The second-most successful daypart for WEEI during the period was evenings (7 p.m.-midnight), which finished second to the Sports Hub with a 7.2 share. Some of that is probably due to carrying Red Sox broadcasts in that window, but it’s satisfying to see nighttime host Rich Keefe be connected to some strong ratings. He’s WEEI’s most entertaining host and hasn’t had the fairest shake.

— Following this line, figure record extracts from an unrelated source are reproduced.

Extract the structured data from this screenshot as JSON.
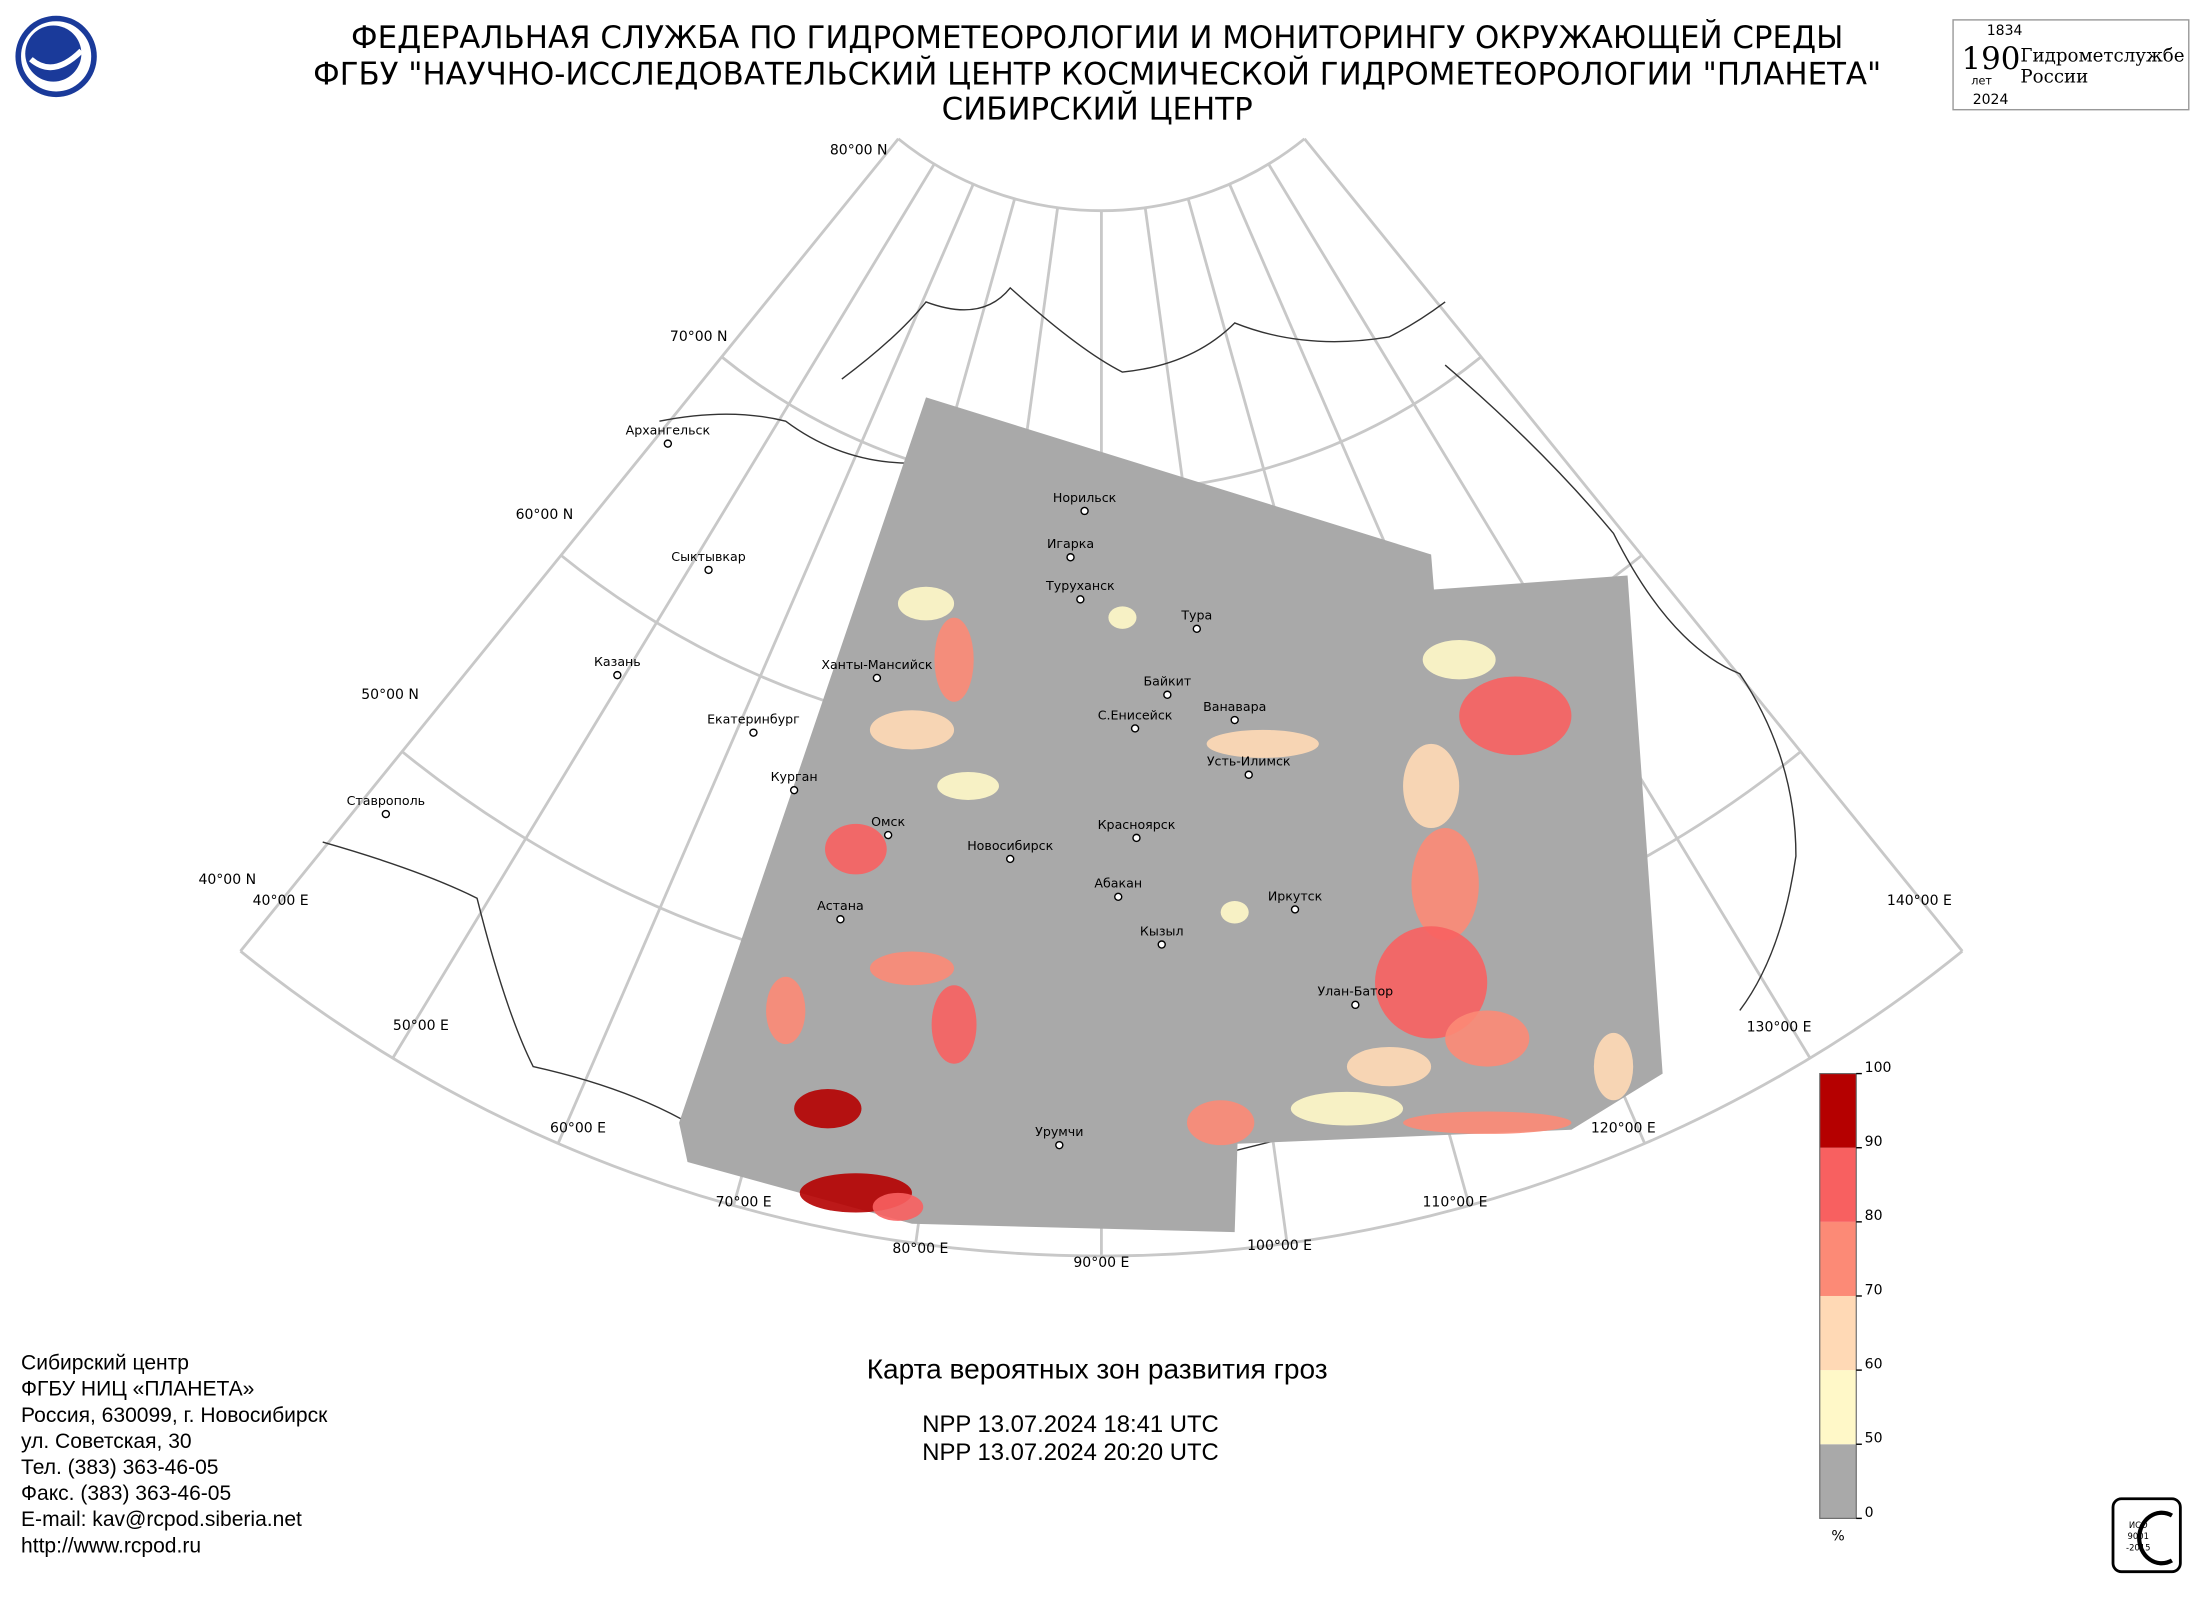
{
  "header": {
    "lines": [
      "ФЕДЕРАЛЬНАЯ СЛУЖБА ПО ГИДРОМЕТЕОРОЛОГИИ И МОНИТОРИНГУ ОКРУЖАЮЩЕЙ СРЕДЫ",
      "ФГБУ \"НАУЧНО-ИССЛЕДОВАТЕЛЬСКИЙ ЦЕНТР КОСМИЧЕСКОЙ ГИДРОМЕТЕОРОЛОГИИ \"ПЛАНЕТА\"",
      "СИБИРСКИЙ ЦЕНТР"
    ],
    "anniversary": {
      "start": "1834",
      "number": "190",
      "years": "лет",
      "text1": "Гидрометслужбе",
      "text2": "России",
      "end": "2024"
    }
  },
  "map": {
    "lat_labels": [
      "80°00 N",
      "70°00 N",
      "60°00 N",
      "50°00 N",
      "40°00 N"
    ],
    "lon_labels": [
      "40°00 E",
      "50°00 E",
      "60°00 E",
      "70°00 E",
      "80°00 E",
      "90°00 E",
      "100°00 E",
      "110°00 E",
      "120°00 E",
      "130°00 E",
      "140°00 E"
    ],
    "cities": [
      "Архангельск",
      "Сыктывкар",
      "Казань",
      "Екатеринбург",
      "Курган",
      "Ставрополь",
      "Ханты-Мансийск",
      "Омск",
      "Новосибирск",
      "Астана",
      "Норильск",
      "Игарка",
      "Туруханск",
      "Тура",
      "Байкит",
      "Ванавара",
      "С.Енисейск",
      "Усть-Илимск",
      "Красноярск",
      "Абакан",
      "Иркутск",
      "Кызыл",
      "Улан-Батор",
      "Урумчи"
    ]
  },
  "legend": {
    "ticks": [
      0,
      50,
      60,
      70,
      80,
      90,
      100
    ],
    "colors": [
      "#a9a9a9",
      "#fff8c8",
      "#ffd9b5",
      "#fc8a76",
      "#f86060",
      "#b50000"
    ],
    "unit": "%"
  },
  "title": "Карта вероятных зон развития гроз",
  "passes": [
    "NPP 13.07.2024  18:41 UTC",
    "NPP 13.07.2024  20:20 UTC"
  ],
  "contacts": [
    "Сибирский центр",
    "ФГБУ НИЦ «ПЛАНЕТА»",
    "Россия, 630099, г. Новосибирск",
    "ул. Советская, 30",
    "Тел. (383) 363-46-05",
    "Факс. (383) 363-46-05",
    "E-mail: kav@rcpod.siberia.net",
    "http://www.rcpod.ru"
  ],
  "iso": [
    "ИСО",
    "9001",
    "-2015"
  ]
}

Reynolds was one of the greats

One of the perks of being an editor and producing the sports section every day in my first newspaper stop in Concord, N.H., years ago was having access to the work of superb columnists from all over the country on the Associated Press wire service. That’s how I got introduced to the wonderful Joe Posnanski, then in Cincinnati, and Michael Wilbon at the Washington Post, and it was also how I became a fan of Bill Reynolds at the Providence Journal. Reynolds, who passed away Thursday at 78, was an accomplished writer in multiple forms (his “Fall River Dreams,’’ is a top-10 favorite sports book, and “Big Hoops,’’ on the 1988-89 Big East season, isn’t far outside of that top 10). But what I really looked forward to reading was his whimsical Saturday column of one-liners and observations, titled “For What It’s Worth.” If you weren’t familiar with that column, Boston Sports Journal’s John Karalis captured the spirit of the thing with a wonderful homage to Reynolds this week.